Why Patients Don't ComplyOften, people do not follow their physician's instructions because they don't have adequate information regarding their condition or medication. Other reasons for noncompliance:
- Symptoms disappear before treatment is finished. Many patients discontinue medications or other forms of therapy as soon as they feel better, even though the healing process is not yet complete. This is particularly true with antibiotics.
- The treatment causes more symptoms than the illness. Many medicines cause uncomfortable side effects, so when patients have disorders such as hypertension, which have few or no discernible symptoms, it is hard for them to see the benefit of taking a drug that makes them feel worse. For the same reason, noncompliance is very high when medication is prescribed to prevent an illness from developing.
- "It can't happen to me." Some patients with threatening health problems, such as high blood pressure or high blood cholesterol, refuse to take the necessary precautions because they believe heart attacks only happen to "other people."
- Life-style changes are too hard to make. Many patients have a difficult time making prescribed life-style changes, such as quitting smoking, exercising regularly and changing their eating habits.
- Patients come to identify the treatment with their illness. Some people hate feeling dependent on drugs, so they stop taking their medication to deny they are sick. Others stop taking medicine to see if they are "cured" yet.
- Patients adjust the dosage of their medication without consulting their physician. Many people, particularly those with chronic ailments, feel a need to take control of their problem. And they try to do so by taking control of their medication dosage.
- The cost of treatment is too high. Many prescription drugs are extremely expensive.
- Work and family demands interfere with following the therapy correctly. Due to hectic schedules, people sometimes find it hard to stick to their treatment regimen.
What You Can Do to Maximize Your TreatmentThe most important factor in making the most of your medical care is good communication between you and your doctor. Here are some practical steps you can take to accomplish that goal:
- Tape record or write down what the physician says.
- Make sure you understand the prescription schedule, and let the doctor know if you think your activities will interfere with it. Call your physician if you find that you cannot take your medication at the appropriate times. Together, you can work out a schedule that meets your needs. (See Make the Most of Your Medications.)
- Ask what you should do if you miss a dose of medication or a therapy session and whether you should discontinue treatment when you feel better.
- Let your doctor know if you have had bad experiences in the past with any portion of the prescribed treatment plan and if you are currently being treated for another condition. Find out how to manage both treatment plans simultaneously.
- Find out what side effects you should expect and which aren't normal and should be reported to your doctor.
- Ask for a referral to a support group that deals with your ailment. If your therapy calls for lifestyle changes you feel will be hard for you to make, ask for a referral to a professional who can help, such as a dietitian for changes in your diet or a smoking program for quitting smoking.

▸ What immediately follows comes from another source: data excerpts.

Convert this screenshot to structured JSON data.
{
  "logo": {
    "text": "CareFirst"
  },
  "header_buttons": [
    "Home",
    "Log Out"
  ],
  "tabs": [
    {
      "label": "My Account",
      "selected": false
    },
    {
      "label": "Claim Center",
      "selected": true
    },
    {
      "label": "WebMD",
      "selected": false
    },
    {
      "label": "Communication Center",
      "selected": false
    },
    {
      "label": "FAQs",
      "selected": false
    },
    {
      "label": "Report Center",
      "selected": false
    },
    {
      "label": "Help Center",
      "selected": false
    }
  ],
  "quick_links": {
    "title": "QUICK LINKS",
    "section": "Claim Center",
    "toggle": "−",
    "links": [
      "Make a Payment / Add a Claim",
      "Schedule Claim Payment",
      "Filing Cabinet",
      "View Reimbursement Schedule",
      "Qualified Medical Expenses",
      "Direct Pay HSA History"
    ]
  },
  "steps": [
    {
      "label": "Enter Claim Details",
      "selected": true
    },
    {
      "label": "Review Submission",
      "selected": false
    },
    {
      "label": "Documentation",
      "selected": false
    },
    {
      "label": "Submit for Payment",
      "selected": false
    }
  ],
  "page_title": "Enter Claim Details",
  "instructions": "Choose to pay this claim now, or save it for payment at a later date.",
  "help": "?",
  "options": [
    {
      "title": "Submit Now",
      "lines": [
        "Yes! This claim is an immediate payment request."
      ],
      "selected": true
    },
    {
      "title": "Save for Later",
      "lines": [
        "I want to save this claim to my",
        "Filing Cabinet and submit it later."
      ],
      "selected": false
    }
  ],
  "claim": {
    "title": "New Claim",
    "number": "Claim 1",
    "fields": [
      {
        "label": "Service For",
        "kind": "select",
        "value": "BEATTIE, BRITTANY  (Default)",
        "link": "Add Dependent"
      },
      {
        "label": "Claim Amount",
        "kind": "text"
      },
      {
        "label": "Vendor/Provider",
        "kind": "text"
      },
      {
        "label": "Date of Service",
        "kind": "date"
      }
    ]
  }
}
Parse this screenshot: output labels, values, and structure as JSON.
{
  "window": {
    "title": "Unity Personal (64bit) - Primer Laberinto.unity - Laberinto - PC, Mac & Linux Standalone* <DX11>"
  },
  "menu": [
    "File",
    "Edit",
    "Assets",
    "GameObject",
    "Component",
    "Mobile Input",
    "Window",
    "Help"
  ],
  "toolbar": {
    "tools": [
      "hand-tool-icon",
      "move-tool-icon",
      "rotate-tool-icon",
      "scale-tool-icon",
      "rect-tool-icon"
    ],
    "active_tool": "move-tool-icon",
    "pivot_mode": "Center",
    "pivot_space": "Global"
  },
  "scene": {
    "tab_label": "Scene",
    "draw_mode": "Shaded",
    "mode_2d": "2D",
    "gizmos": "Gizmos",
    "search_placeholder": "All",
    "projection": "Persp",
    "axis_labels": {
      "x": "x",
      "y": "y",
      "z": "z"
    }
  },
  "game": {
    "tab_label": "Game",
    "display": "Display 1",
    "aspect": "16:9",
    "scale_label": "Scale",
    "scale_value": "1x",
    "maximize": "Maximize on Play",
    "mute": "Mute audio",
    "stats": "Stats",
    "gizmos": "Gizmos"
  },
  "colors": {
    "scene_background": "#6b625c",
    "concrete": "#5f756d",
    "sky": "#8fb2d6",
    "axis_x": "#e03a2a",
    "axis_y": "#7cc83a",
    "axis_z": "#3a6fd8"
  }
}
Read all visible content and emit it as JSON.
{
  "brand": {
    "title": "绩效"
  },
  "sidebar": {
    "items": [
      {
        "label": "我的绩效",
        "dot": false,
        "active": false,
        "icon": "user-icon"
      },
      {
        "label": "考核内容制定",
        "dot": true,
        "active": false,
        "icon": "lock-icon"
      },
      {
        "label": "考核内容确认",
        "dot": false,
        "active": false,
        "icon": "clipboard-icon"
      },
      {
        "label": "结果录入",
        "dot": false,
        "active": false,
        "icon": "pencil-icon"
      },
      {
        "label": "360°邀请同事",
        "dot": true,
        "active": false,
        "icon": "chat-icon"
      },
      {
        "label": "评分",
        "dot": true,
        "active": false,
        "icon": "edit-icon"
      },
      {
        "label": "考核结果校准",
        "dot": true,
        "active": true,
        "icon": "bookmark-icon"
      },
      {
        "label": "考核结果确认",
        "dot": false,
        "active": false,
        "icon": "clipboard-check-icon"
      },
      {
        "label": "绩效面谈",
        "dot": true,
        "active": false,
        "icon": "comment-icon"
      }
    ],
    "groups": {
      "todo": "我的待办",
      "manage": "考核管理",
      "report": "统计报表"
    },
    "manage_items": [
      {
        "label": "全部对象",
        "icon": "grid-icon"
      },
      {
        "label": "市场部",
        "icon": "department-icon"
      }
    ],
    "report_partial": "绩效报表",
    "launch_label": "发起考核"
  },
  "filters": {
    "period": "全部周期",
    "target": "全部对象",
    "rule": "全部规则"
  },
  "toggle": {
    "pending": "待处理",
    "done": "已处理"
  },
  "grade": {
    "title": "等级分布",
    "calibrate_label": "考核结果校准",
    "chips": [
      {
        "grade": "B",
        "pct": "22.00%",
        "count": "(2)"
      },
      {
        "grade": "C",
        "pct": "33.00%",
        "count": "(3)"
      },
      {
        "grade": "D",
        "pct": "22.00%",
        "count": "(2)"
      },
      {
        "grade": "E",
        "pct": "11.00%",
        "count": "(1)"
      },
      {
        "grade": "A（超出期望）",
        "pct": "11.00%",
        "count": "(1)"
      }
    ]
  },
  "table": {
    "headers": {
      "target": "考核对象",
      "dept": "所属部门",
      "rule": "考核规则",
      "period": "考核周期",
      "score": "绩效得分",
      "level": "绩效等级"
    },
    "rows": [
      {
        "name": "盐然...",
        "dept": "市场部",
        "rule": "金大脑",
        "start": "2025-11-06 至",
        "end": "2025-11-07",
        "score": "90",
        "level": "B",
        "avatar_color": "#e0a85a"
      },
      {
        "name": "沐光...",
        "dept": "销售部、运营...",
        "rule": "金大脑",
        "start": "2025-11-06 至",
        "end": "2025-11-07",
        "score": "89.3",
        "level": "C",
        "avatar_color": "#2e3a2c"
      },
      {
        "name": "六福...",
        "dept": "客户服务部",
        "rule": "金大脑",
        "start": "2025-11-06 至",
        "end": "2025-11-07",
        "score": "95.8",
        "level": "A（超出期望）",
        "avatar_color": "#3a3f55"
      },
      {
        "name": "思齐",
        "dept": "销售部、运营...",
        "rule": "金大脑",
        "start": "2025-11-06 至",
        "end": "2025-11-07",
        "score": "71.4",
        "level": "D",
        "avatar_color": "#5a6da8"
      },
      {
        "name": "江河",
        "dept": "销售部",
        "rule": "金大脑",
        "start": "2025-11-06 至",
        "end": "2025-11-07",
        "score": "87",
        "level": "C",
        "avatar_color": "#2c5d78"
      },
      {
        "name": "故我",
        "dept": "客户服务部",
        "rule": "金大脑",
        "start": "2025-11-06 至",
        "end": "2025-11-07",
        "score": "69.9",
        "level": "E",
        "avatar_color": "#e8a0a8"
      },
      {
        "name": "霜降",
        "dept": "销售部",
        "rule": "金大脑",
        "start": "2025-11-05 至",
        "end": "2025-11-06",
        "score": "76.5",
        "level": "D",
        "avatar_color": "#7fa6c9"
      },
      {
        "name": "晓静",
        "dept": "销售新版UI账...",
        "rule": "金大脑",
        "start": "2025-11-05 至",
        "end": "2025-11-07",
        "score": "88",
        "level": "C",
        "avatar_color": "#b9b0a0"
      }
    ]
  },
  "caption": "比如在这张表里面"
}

- Don't be afraid to ask the doctor to simplify instructions by using less technical terms or giving you concrete examples. If your doctor seems impatient with your questions or brushes them off, explain that it is important to you to understand the recommendations clearly because you want to be able to follow them. If your physician still is not responsive, you may want to consider finding another doctor who appreciates an involved patient.
- If you cannot afford the prescribed drug, ask your doctor about manufacturer aid. Most major drug companies now have programs to give drugs to patients who either don't have insurance or the means to pay for their medications. The details of such aid vary widely depending on the manufacturer, but all of them require that the doctor put in the application for you. Doctors unfamiliar with these programs can call the Pharmaceutical Manufacturers Association (202-835-3400) for a guide (it is only available to physicians).